Uzman Klinik Psikolog Samet Gürkan Ustaoğlu konu hakkında önemli bilgiler verdi.
Toplumun her kesiminde görülebilen ve hayata küstüren bir sorun olan takıntılı olma hali, zaman içerisinde daha da şiddeti artarak hayat kalitemizi ve standartlarımızı düşürmeye başlar. Bu yüzden şu açıdan değerlendirilmelidir: Herkesin bir konuda takıntısı olabilir ancak takıntıları bir sorun olarak tanımlamak için hayatımızın işlevselliğini ne kadar bozduğuna bakmak gerekiyor yani hayat kalite ve standartlarımızı ne kadar etkiliyor. Örneğin, toplumumuzda belli bir kesim, kötü enerjiden kurtulmak için veya nazara inananların bundan korunmak için yaptıkları davranışlar arasında “dilini ısırmak” vardır. Bu davranış, aslında obsesyon denilen zorlayıcı düşüncelere karşı uygulanan bu düşüncenin gerçekleşmemesi için kompulsif denilen ve acilen yapılması gereken bir davranıştır.
Aslında bakıldığında, dil ısırmakla bir ilişkisi olmasa da nazardan veya kötü enerjiden korunmanın, yine de bu davranış yapıldığı zaman kişi kendini iyi hissederek rahatlamış bir şekilde hayatına devam eder. Bunu psikolojik açıdan değerlendirdiğimizde bu bir sorundur evet ancak hayat kalitemizi pek düşürdüğü söylenmez. O yüzden hayatımızın içerisinde olan hatta zamanla toplum tarafından kabul gören bu davranış hayatımızı yaşamamızı engellemediği için tedavi edilmesi şart değildir ancak defalarca el yıkama, kapıları sürekli kontrol etme veya sürekli ve abartılı temizlik yapma gibi davranışlar hayat kalitemizi de etkileyeceğinden bunları sorun olarak görüp bu tür takıntıları tedavi etmek gerekmektedir.
Öncelikle takıntının ne olduğunu tam olarak iyi bilmek gerekir. Takıntı, zihnimizdeki birçok düşüncenin yanlış olduğunu bildiğimiz halde yine de kafamızdan atmaya yetmemesi, her ne kadar mantık ve muhakeme yapsak da zihnimizden bu düşünceleri uzaklaştıramadığımız ve zamanla saplantı halinde gelen düşünceler veya fikirler olarak tanımlanabilir.

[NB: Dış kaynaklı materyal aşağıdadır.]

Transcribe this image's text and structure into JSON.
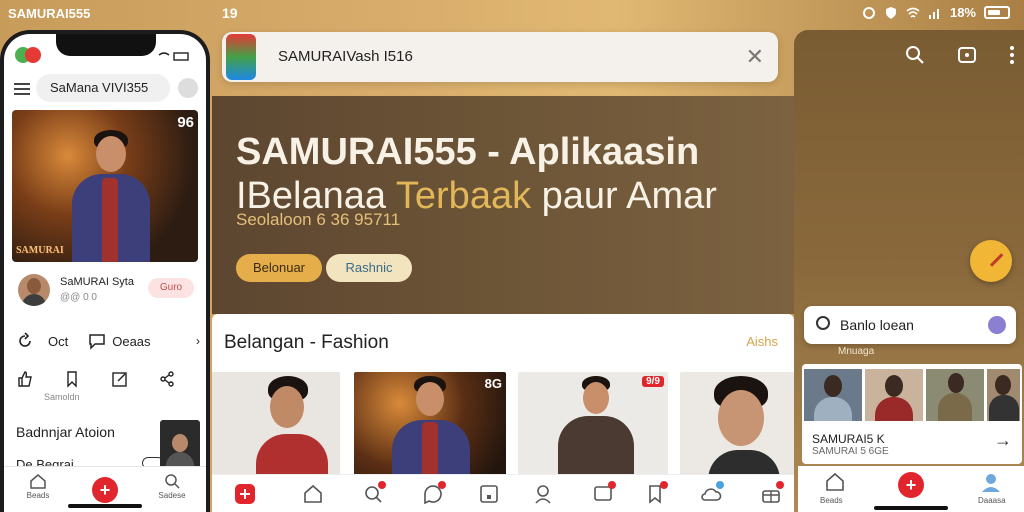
{
  "status_bar": {
    "brand": "SAMURAI555",
    "time": "19",
    "battery": "18%"
  },
  "phone": {
    "search": "SaMana VIVI355",
    "hero_number": "96",
    "hero_logo": "SAMURAI",
    "profile_name": "SaMURAI Syta",
    "profile_sub": "@@ 0 0",
    "follow_label": "Guro",
    "action_left": "Oct",
    "action_right": "Oeaas",
    "icon_caption": "Samoldn",
    "list_title": "Badnnjar Atoion",
    "list_sub": "De Begrai",
    "nav_labels": [
      "Beads",
      "",
      "Sadese"
    ]
  },
  "search_bar": {
    "text": "SAMURAIVash I516"
  },
  "hero": {
    "title_line1": "SAMURAI555 - Aplikaasin",
    "title_line2_a": "IBelanaa ",
    "title_line2_gold": "Terbaak",
    "title_line2_b": " paur Amar",
    "subtitle": "Seolaloon 6 36 95711",
    "btn_primary": "Belonuar",
    "btn_secondary": "Rashnic"
  },
  "section": {
    "heading": "Belangan - Fashion",
    "see_all": "Aishs",
    "tags": [
      "",
      "8G",
      "9/9",
      ""
    ]
  },
  "right_panel": {
    "search_query": "Banlo loean",
    "caption": "Mnuaga",
    "card_title": "SAMURAI5 K",
    "card_sub": "SAMURAI 5 6GE",
    "nav_labels": [
      "Beads",
      "Daaasa"
    ]
  },
  "colors": {
    "accent_red": "#e0262c",
    "gold": "#e2b759",
    "hero_bg": "#5d4630"
  }
}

En sık görülen takıntılardan bahsedecek olursak; el yıkama, kapıları ve fişleri kontrol etme, hastalık bulaşacak korkusu, bir şeyleri yanlış yapmaktan korkma, birilerine zarar vermekten korkma, düzen-simetri takıntılığı, günah işlemekten korkma gibi örnekler verebiliriz. Tabii bu korkulara bazı kompulsif davranışlar eşlik eder. Örneğin, defalarca el yıkama, sürekli kontrol etme, kendini insanlardan uzaklaştırma, sevdiklerine zarar verebilme ihtimaline karşı kendini izole etme, sürekli eşyalarını düzeltmek, evine misafir kabul edememek, sürekli tövbe demek gibi...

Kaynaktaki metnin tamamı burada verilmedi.